With the arrival of the first detainees, permanent guard posts were established around the camp, and anti-personnel landmines were set up around the camp. The conditions in the camp were horrible. In the building known as the "White House", the rooms were crowded with 45 people in a room no larger than 20 square meters. The faces of the detainees were distorted and bloodstained and the walls were covered with blood. From the beginning, the detainees were beaten, with fists, rifle butts and wooden and metal sticks. The guards mostly hit the heart and kidneys, when they had decided to beat someone to death. In the "garage", between 150 and 160 people were "packed like sardines" and the heat was unbearable. For the first few days, the detainees were not allowed out and were given only a jerry can of water and some bread. Men would suffocate during the night and their bodies would be taken out the following morning. The room behind the restaurant was known as "Mujo's Room". The dimensions of this room were about 12 by 15 metres and the average number of people detained there was 500, most of whom were Bosniaks. The women in the camp slept in the interrogations rooms, which they would have to clean each day as the rooms were covered in blood and pieces of skin and hair. In the camp one could hear the moaning and wailing of people who were being beaten up.

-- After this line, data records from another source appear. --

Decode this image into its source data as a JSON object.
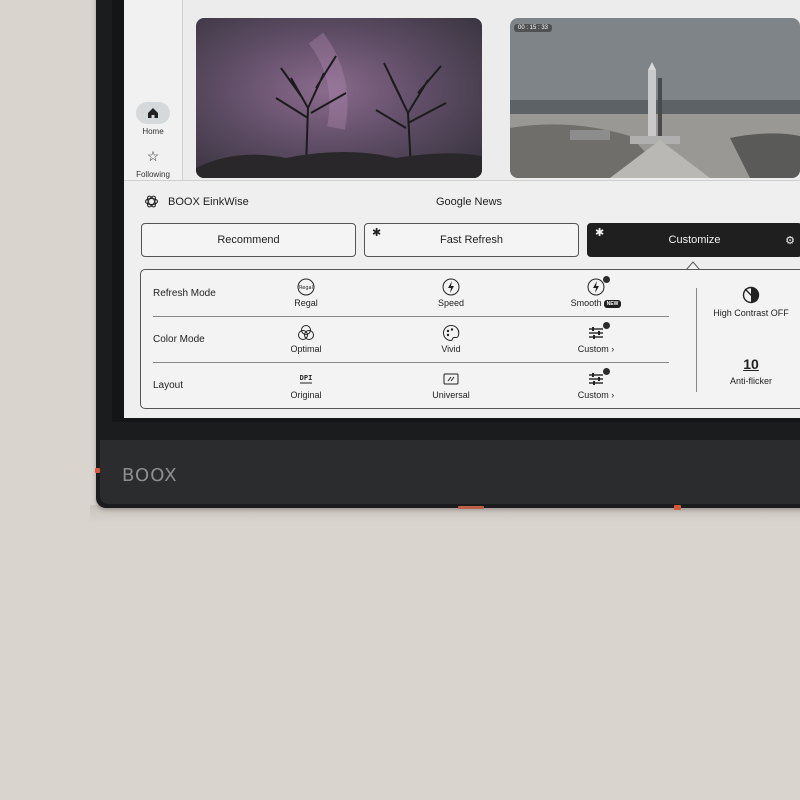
{
  "device": {
    "brand": "BOOX"
  },
  "sidebar": {
    "items": [
      {
        "label": "Home",
        "icon": "home-icon",
        "active": true
      },
      {
        "label": "Following",
        "icon": "star-icon",
        "active": false
      }
    ]
  },
  "photos": [
    {
      "subject": "aurora-trees-photo"
    },
    {
      "subject": "rocket-launch-photo",
      "overlay_time": "00 : 15 : 33"
    }
  ],
  "einkwise": {
    "title": "BOOX EinkWise",
    "app_name": "Google News",
    "modes": [
      {
        "label": "Recommend",
        "selected": false,
        "starred": false
      },
      {
        "label": "Fast Refresh",
        "selected": false,
        "starred": true
      },
      {
        "label": "Customize",
        "selected": true,
        "starred": true
      }
    ],
    "rows": [
      {
        "label": "Refresh Mode",
        "options": [
          {
            "label": "Regal",
            "icon_text": "Regal"
          },
          {
            "label": "Speed"
          },
          {
            "label": "Smooth",
            "badge": "NEW",
            "checked": true
          }
        ]
      },
      {
        "label": "Color Mode",
        "options": [
          {
            "label": "Optimal"
          },
          {
            "label": "Vivid"
          },
          {
            "label": "Custom",
            "chevron": "›",
            "checked": true
          }
        ]
      },
      {
        "label": "Layout",
        "options": [
          {
            "label": "Original",
            "icon_text": "DPI"
          },
          {
            "label": "Universal"
          },
          {
            "label": "Custom",
            "chevron": "›",
            "checked": true
          }
        ]
      }
    ],
    "high_contrast": {
      "label": "High Contrast OFF"
    },
    "anti_flicker": {
      "value": "10",
      "label": "Anti-flicker"
    }
  },
  "colors": {
    "accent": "#d8583a",
    "panel": "#efefef",
    "dark_button": "#1f1f1f"
  }
}
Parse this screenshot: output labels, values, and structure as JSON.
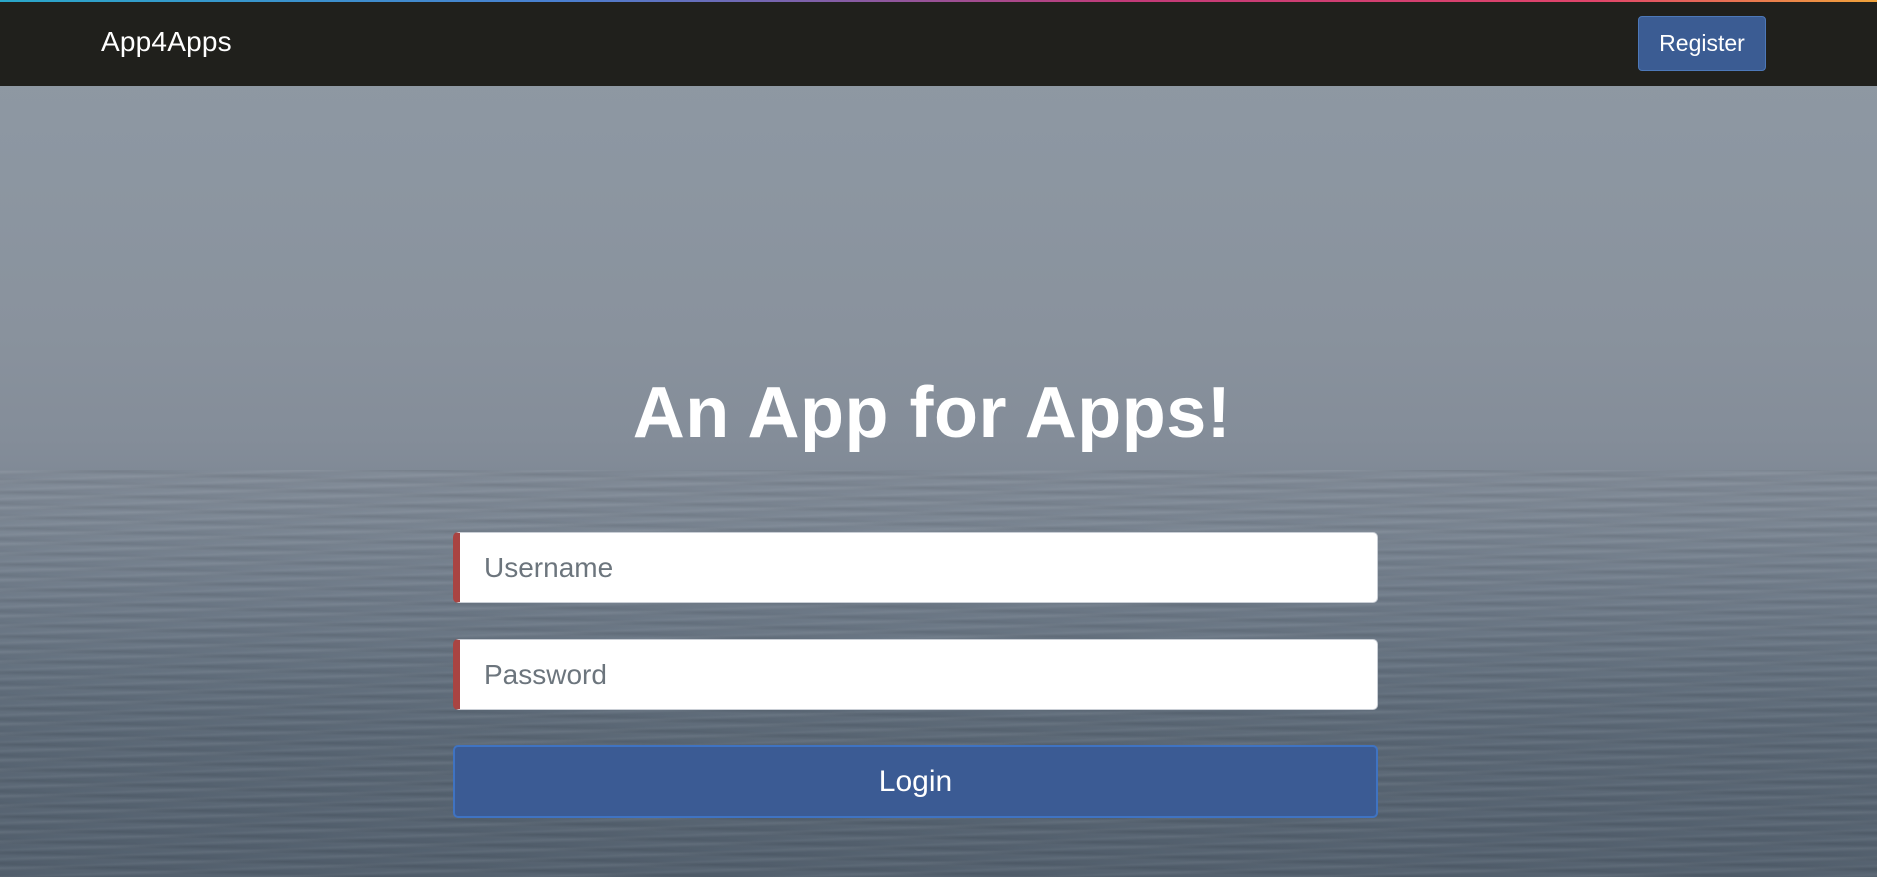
{
  "navbar": {
    "brand": "App4Apps",
    "register_label": "Register"
  },
  "hero": {
    "title": "An App for Apps!"
  },
  "login_form": {
    "username_placeholder": "Username",
    "username_value": "",
    "password_placeholder": "Password",
    "password_value": "",
    "login_label": "Login"
  },
  "colors": {
    "navbar_bg": "#20201c",
    "primary_button": "#3b5b94",
    "invalid_field_marker": "#a94442"
  }
}
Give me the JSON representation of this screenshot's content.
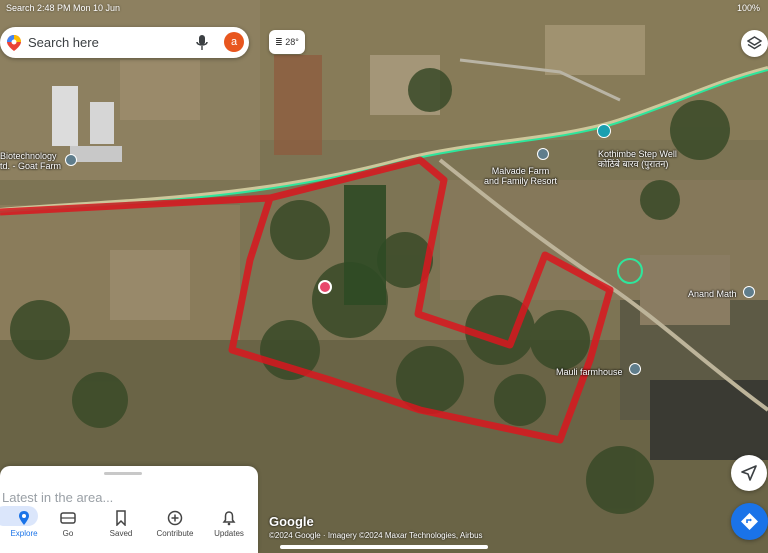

The detainees at Omarska had one meal a day. The food was usually spoiled and the process of getting the food, eating and returning the plate usually lasted around three minutes. Meals were often accompanied by beatings. The toilets were blocked and there was human waste everywhere. Ed Vulliamy, a British journalist, testified that when he visited the camp, the detainees were in a very poor physical condition. He witnessed them eating a bowl of soup and some bread and said that he had the impression they had not eaten in a long time. They appeared to be terrified. The detainees drank water from a river that was polluted with industrial waste and many suffered from constipation or dysentery. No criminal report was ever filed against persons detained in the Omarska camp, nor were the detainees apprised of any concrete charges against them. Apparently, there was no objective reason justifying these people's detention.
The Omarska camp was closed immediately after a visit by foreign journalists in early August. On 6 or 7 August 1992, the detainees at Omarska were divided into groups and transported in buses to different destinations. About 1,500 people were transported on 20 buses.

===Trnopolje camp===

The Trnoplje camp was set up in the village of Trnoplje on 24 May 1992. The camp was guarded on all sides by the Serb army. There were machine-gun nests and well-armed posts pointing their guns towards the camp. There were several thousand people detained in the camp, the vast majority of whom were Bosnian Muslim and some of them were Croats. According to approximation, on 7 August 1992 there were around 5,000 people detained there. Women and children were detained at the camp as well as men of military age. The camp population had a high turnover with many people staying for less than a week in the camp before joining one of the many convoys to another destination or concentration camps. The quantity of food available was insufficient and people often went hungry. Moreover, the water supply was insufficient and the toilet facilities inadequate. The majority of the detainees slept in the open air. The Serb soldiers used baseball bats, iron bars, rifle butts and their hands and feet or whatever they had at their disposal to beat the detainees. Individuals who were taken out for questioning would often return bruised or injured. Many women who were detained at the Trnopolje camp were taken out of the camp at night by Serb soldiers and raped or sexually assaulted.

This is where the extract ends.